It is the actions of the masses, not great men, that truly shape history, Leo Tolstoy argued in War and Peace. Support for that theory might be seen in Lijia Zhang's "Socialism Is Great!": A Worker's Memoir of the New China.
Zhang's book is a personal memoir, not a political one. That's why it is echoes Tolstoy's argument. Zhang was growing into adulthood during the birth pangs of new capitalism and democratization in China in the 1980s. Her life reflects and is influenced by changes that were wrought in part because of what the people were doing and wanted, not because change was dictated from on high by a post-Mao leadership.
Zhang lived in Nanjing (Nanking), located on the Yangtze River. The city's name means "Southern Capital," as it once served as a capital of the country. It is, however, some 700 miles from Beijing so it was not the center of political or social developments in the country. Yet the fact the changes were also occurring there is indicative of how activities at the local level grew and expanded until they were reflected nationally.
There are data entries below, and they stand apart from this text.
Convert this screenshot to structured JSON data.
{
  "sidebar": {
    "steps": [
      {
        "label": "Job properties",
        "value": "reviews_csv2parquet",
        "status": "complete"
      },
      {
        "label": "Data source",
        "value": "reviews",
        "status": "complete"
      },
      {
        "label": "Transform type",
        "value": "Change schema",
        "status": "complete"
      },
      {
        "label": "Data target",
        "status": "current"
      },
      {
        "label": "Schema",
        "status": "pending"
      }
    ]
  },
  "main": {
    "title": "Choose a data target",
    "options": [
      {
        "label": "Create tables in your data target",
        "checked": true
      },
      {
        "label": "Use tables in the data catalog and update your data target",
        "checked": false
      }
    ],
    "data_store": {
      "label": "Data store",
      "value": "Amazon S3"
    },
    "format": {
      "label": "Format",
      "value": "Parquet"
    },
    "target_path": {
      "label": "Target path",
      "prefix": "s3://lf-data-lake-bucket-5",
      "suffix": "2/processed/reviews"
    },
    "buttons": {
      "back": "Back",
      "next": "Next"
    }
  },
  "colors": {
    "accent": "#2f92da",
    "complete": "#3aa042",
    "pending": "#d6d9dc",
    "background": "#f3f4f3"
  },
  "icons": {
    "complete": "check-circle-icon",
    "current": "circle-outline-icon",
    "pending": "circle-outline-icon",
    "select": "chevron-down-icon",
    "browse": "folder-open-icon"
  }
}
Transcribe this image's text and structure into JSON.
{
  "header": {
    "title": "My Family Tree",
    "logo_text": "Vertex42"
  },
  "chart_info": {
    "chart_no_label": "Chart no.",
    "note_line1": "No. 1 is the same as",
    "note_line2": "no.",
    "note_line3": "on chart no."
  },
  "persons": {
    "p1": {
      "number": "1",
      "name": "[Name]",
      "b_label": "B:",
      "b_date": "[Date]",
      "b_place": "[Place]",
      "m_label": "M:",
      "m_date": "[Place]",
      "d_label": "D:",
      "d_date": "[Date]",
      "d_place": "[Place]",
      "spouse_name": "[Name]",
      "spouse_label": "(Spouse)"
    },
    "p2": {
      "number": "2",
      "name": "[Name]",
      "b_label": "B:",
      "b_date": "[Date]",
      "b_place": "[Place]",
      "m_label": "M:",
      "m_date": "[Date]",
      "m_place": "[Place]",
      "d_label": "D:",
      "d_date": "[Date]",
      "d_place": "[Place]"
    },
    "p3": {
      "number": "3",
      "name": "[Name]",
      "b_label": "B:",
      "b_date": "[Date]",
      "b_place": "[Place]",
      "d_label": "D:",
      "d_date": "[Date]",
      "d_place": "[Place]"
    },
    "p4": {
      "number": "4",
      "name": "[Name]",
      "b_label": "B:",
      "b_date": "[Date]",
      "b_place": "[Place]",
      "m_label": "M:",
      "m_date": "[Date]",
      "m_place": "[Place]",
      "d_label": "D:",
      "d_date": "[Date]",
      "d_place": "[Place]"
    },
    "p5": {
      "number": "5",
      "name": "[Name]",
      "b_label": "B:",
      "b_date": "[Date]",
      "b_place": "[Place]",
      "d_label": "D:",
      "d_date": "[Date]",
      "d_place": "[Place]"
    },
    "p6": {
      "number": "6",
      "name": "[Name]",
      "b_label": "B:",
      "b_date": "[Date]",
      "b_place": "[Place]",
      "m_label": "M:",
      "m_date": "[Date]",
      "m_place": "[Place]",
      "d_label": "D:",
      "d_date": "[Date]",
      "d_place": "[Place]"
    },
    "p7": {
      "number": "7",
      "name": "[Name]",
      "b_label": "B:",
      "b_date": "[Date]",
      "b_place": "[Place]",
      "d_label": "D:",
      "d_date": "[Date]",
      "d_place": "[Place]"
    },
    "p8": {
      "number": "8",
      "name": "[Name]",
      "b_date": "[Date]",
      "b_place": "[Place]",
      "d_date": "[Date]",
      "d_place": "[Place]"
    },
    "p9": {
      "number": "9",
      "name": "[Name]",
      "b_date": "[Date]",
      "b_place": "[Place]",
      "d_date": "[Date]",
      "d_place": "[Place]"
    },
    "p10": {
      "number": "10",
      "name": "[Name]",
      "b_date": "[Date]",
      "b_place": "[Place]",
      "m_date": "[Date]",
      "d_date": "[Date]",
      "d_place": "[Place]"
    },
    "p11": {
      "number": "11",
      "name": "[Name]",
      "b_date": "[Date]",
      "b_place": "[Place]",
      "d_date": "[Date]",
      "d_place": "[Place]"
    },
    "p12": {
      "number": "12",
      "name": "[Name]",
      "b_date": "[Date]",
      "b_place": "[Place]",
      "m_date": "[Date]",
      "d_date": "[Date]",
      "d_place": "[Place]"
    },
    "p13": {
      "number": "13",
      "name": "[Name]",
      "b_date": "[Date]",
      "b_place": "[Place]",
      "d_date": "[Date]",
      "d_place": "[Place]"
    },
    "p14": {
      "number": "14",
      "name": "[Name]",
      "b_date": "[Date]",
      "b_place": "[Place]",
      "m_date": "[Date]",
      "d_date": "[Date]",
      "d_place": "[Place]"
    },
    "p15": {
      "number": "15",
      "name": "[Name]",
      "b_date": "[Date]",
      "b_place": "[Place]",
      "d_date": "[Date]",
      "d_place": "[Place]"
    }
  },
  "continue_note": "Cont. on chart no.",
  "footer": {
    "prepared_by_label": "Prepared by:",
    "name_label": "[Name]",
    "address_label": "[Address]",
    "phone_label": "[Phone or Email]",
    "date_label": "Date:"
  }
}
"Socialism Is Great!" begins in December 1980, when. as a teenager, Zhang's 43-year-old mother retires from her job at a state-owned missile production plant and she must go to work there. Her mother fears that if she doesn't retire now, dingzhi — a policy under which retirees could be succeeded in the workplace by their children — will disappear. Zhang's resentment losing any chance to go to college and her desire for a life other than as a factory worker helps drive her to further her education to the extent she can. Thus, she obtains a mechanical engineering degree through anew "TV University" program. She later learns English and becomes a translator largely through guided self-study. These pursuits reflect slowly growing change in the general population, a change where personal growth and freedoms begin to take precedence over the drab, gray and formalized structure under which the country has long operated.